A day later, Bensouda was on my case, asking for money. This is despite the fact that the car she had sold me has never moved. -“How can you be asking money for a car that has never moved even an inch?” I asked when she insisted. I told her I had already spent a lot of money on the car.
“That car had no major problems, except a knock on the engine, and engine knock is a small issue,” she said. “The big problems with that car started when you came with your people and slaughtered a ram.” We argued and finally, because she really needed the money, we negotiated farther, such that I now only owed her Sh80,000; which I found manageable. Even if Maina does not pay me in one year I can have the balance paid.
But things took a different turn last Wednesday. I left work early and went home. I was busy playing with Sospeter when someone knocked on our door, rather loudly. I was shocked to see police when I opened. They were with Maina.
“Are you Andrew?” they asked. I responded in the affirmative. “Vaa twende.” I was wearing shorts and a vest. They did not explain what the problem was. “Is this the Andrew that you send over Sh600,000?” Maina was asked when we arrived at the police station. He said I was the one.
“Mlifikiria hamtapatikana mkiiba pesa ya serikali?” asked the officers. “Wewe sasa utaozea jela.” He wanted to push me to the cell, but I was lucky that the OCS, whom I know, arrived and was asked to see me in another room. He asked where I had taken the Sh600,000 that Maina had given me.
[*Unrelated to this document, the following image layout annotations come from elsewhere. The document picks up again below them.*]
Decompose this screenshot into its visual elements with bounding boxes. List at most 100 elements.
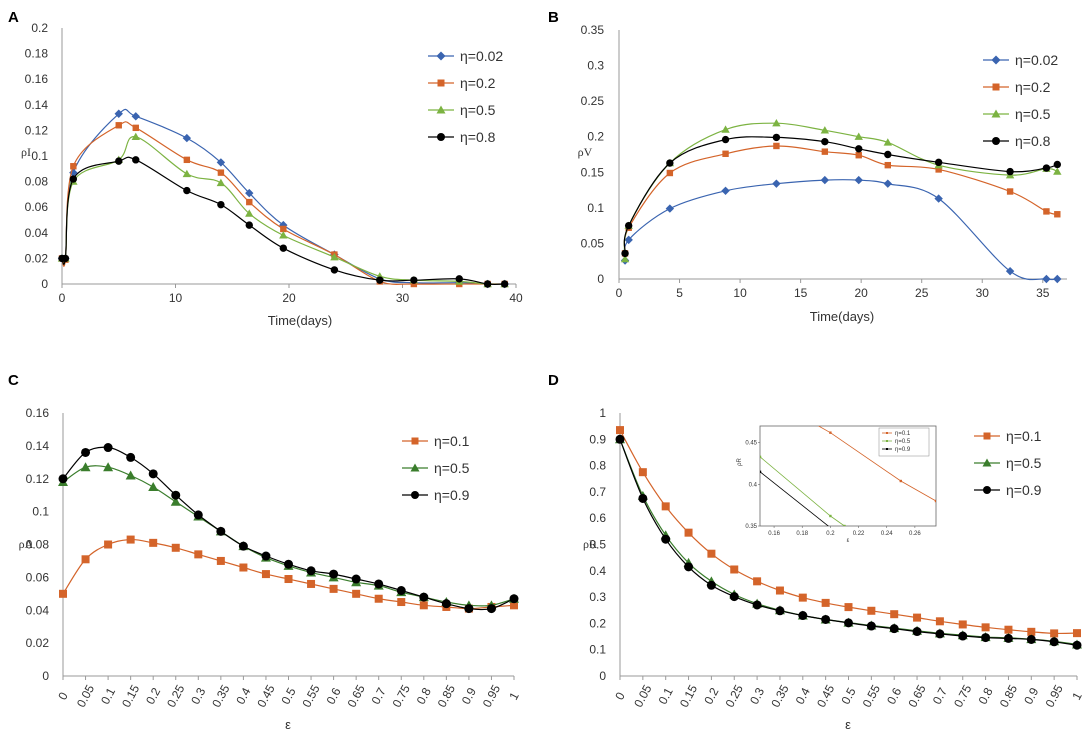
y-tick-label: 0.18	[25, 47, 49, 61]
data-point	[131, 132, 140, 140]
x-tick-label: 0	[616, 286, 623, 300]
data-point	[132, 156, 140, 164]
data-point	[844, 618, 853, 628]
y-tick-label: 0.05	[581, 236, 605, 250]
data-point	[1004, 625, 1013, 634]
data-point	[884, 150, 892, 159]
chart-a: A 0 0.02 0.04 0.06 0.08 0.1 0.12 0.14 0.16 0.18 0.2…	[8, 9, 523, 328]
data-point	[464, 604, 474, 614]
inset-y-label: ρR	[737, 457, 743, 465]
data-point	[58, 474, 68, 484]
inset-x-label: ε	[847, 538, 850, 544]
x-tick-label: 0.9	[1021, 685, 1041, 707]
data-point	[798, 611, 808, 621]
legend: η=0.1 η=0.5 η=0.9	[402, 433, 470, 503]
data-point	[821, 598, 830, 607]
data-point	[665, 204, 675, 213]
x-tick-label: 0.75	[390, 682, 413, 709]
inset-series-line	[760, 471, 829, 526]
series-line	[623, 122, 1058, 260]
data-point	[661, 502, 670, 511]
x-tick-label: 0.7	[369, 685, 389, 707]
data-point	[238, 541, 248, 551]
data-point	[867, 606, 876, 615]
inset-data-point	[829, 431, 832, 434]
x-tick-label: 1	[1069, 689, 1084, 702]
data-point	[216, 158, 226, 167]
legend-label: η=0.02	[460, 48, 503, 64]
data-point	[104, 540, 113, 549]
x-tick-label: 10	[169, 291, 183, 305]
y-tick-label: 0.12	[25, 123, 49, 137]
y-axis-label: ρR	[583, 537, 597, 551]
legend-label: η=0.9	[434, 487, 470, 503]
data-point	[193, 510, 203, 520]
data-point	[500, 280, 509, 288]
data-point	[661, 534, 671, 544]
inset-data-point	[843, 524, 846, 526]
data-point	[638, 493, 648, 503]
data-point	[261, 570, 270, 579]
x-tick-label: 0.15	[677, 682, 700, 709]
data-point	[890, 610, 899, 619]
data-point	[509, 594, 519, 604]
data-point	[722, 150, 729, 157]
data-point	[80, 462, 91, 472]
x-tick-label: 0.9	[459, 685, 479, 707]
y-tick-label: 0.1	[32, 505, 49, 519]
series-η=0.9	[615, 434, 1082, 650]
data-point	[329, 584, 338, 593]
data-point	[730, 565, 739, 574]
data-point	[1027, 627, 1036, 636]
data-point	[216, 178, 226, 187]
x-axis-label: ε	[845, 717, 851, 732]
data-point	[1042, 274, 1051, 284]
series-line	[623, 145, 1058, 254]
data-point	[889, 624, 899, 634]
data-point	[217, 200, 225, 209]
data-point	[1073, 629, 1081, 638]
data-point	[884, 161, 891, 169]
legend-marker	[437, 79, 445, 87]
inset-y-tick-label: 0.35	[745, 524, 757, 530]
x-axis-label: Time(days)	[810, 309, 875, 324]
inset-data-point	[899, 479, 902, 483]
data-point	[81, 447, 91, 457]
legend-label: η=0.5	[460, 102, 496, 118]
data-point	[958, 620, 967, 629]
y-tick-label: 0.3	[589, 590, 606, 604]
y-tick-label: 0.1	[587, 201, 604, 215]
inset-series-line	[817, 426, 936, 502]
series-line	[623, 179, 1058, 281]
y-tick-label: 0.1	[589, 643, 606, 657]
data-point	[216, 556, 225, 565]
y-tick-label: 0	[597, 272, 604, 286]
x-tick-label: 0.65	[905, 682, 928, 709]
series-line	[61, 136, 505, 285]
x-tick-label: 0.05	[631, 682, 654, 709]
series-η=0.1	[616, 426, 1081, 638]
inset-legend-marker	[886, 440, 888, 442]
data-point	[217, 169, 225, 176]
data-point	[707, 549, 716, 558]
y-tick-label: 0.08	[25, 175, 49, 189]
y-tick-label: 0.2	[587, 130, 604, 144]
legend-marker	[992, 83, 1000, 91]
y-axis-label: ρA	[19, 537, 34, 551]
data-point	[706, 580, 716, 590]
data-point	[419, 592, 429, 602]
x-tick-label: 0.6	[884, 685, 904, 707]
x-tick-label: 0.75	[951, 682, 974, 709]
data-point	[455, 275, 463, 283]
x-tick-label: 0.15	[119, 682, 142, 709]
data-point	[615, 434, 625, 444]
data-point	[684, 562, 694, 572]
y-tick-label: 0.4	[589, 564, 606, 578]
data-point	[149, 538, 158, 547]
data-point	[1050, 629, 1059, 638]
x-tick-label: 0.8	[414, 685, 434, 707]
data-point	[821, 148, 829, 155]
legend-label: η=0.5	[1015, 106, 1051, 122]
x-tick-label: 15	[794, 286, 808, 300]
data-point	[1006, 188, 1014, 195]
“Ongea vizuri tutengenezee wewe maneno,” he said.
I told him Maina had sent me only Sh100,000 for the trees I sold him. I added I had used the money to buy a car, and showed him all the M-Pesa messages. But Maina insisted that he had given me over Sh600,000.
Initially, he said he had sent me the money via M-Pesa but when he could not show the transaction messages, he said he gave me Sh300,000 in cash; which I denied vehemently.
Having changed his story from the amount and how he gave me the money, the OCS believed me and released me, but not before I parted with something small.
I may have won my freedom, but I am certain I will never get my money from Maina, for it appears he will be away for a long time!
And I now agree with Saphire, if the government wants to fight corruption, let it only focus on the big fish, not the omena!